Yep, the tattie mornings are surely here.
Of all the giveaways that summer’s gone, rime on the windows is the most obvious indicator of seasonal change Chez Broon.
But that’s what comes with buying a listed house that needed its ancient, shot, single-glazed sash and case units replaced.
Apart from what will be more than a few bob – very much more – for new ones, we’ll have to jump through the various council planning hoops to make sure the character of our conservation area is maintained.
Never mind that with a stone’s throw I could hit plastic kiddy-on efforts or even more hideous aluminium surrounds.
We could, of course, just ignore the rules and take our chances.
Just as the developers of North Esk Park did when they moved in to a field just over the border into Aberdeenshire four years ago this month and got to work on a Travellers’  site close to the mouth of the river from which it takes its name.
The site shot up with the speed of the salmon which run the North Esk on their way to spawning, and within no time its black and gold sign was up on the harled wall which surrounds the site, the caravans were in and families had a St Cyrus address to get their mail sent to.
That’s what can be achieved when, as one local MSP put it, you ride roughshod over the planning system.

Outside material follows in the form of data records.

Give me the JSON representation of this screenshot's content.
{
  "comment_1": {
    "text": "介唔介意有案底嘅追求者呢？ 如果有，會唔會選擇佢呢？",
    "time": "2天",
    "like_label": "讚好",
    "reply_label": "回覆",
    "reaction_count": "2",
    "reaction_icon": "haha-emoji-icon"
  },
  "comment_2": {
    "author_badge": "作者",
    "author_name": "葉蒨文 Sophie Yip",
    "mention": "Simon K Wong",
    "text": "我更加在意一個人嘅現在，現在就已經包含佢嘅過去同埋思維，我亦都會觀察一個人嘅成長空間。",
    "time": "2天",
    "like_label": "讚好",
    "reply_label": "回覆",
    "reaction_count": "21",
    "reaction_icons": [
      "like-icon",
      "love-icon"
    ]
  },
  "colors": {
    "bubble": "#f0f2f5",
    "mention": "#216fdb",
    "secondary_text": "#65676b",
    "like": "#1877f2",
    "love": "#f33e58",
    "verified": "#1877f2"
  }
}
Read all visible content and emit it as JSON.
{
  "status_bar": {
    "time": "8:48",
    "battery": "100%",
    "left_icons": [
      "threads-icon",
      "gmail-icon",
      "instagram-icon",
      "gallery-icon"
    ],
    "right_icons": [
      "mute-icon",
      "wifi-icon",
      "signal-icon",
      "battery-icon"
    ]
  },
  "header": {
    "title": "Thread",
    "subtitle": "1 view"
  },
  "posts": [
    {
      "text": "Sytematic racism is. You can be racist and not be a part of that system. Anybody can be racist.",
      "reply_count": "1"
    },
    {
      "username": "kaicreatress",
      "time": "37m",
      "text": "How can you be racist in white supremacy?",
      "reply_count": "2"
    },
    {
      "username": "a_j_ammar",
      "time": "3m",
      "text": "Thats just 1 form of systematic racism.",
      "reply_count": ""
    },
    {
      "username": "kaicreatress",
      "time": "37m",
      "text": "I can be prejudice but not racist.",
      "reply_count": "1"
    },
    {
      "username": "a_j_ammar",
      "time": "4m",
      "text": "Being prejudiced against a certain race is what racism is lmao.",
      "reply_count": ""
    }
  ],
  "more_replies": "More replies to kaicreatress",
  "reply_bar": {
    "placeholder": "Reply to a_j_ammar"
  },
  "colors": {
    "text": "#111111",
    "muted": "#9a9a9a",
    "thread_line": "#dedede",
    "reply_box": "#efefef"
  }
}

Four years down the line, a load of opposition, unhappiness and a Scottish Government call-in later, North Esk Park’s residents have now been told they’re being turfed out.
Despite sympathies over the lack of Traveller provision, the government expert said he couldn’t overlook the policy-breaching nature of the site, in particular the flooding risk to families there.
Will that be the end of it and, as directed, the site cleared by July 2018?
There’s about as much chance of that as the rules being rewritten to allow plastic tilt and turn windows in Forfar’s oldest street.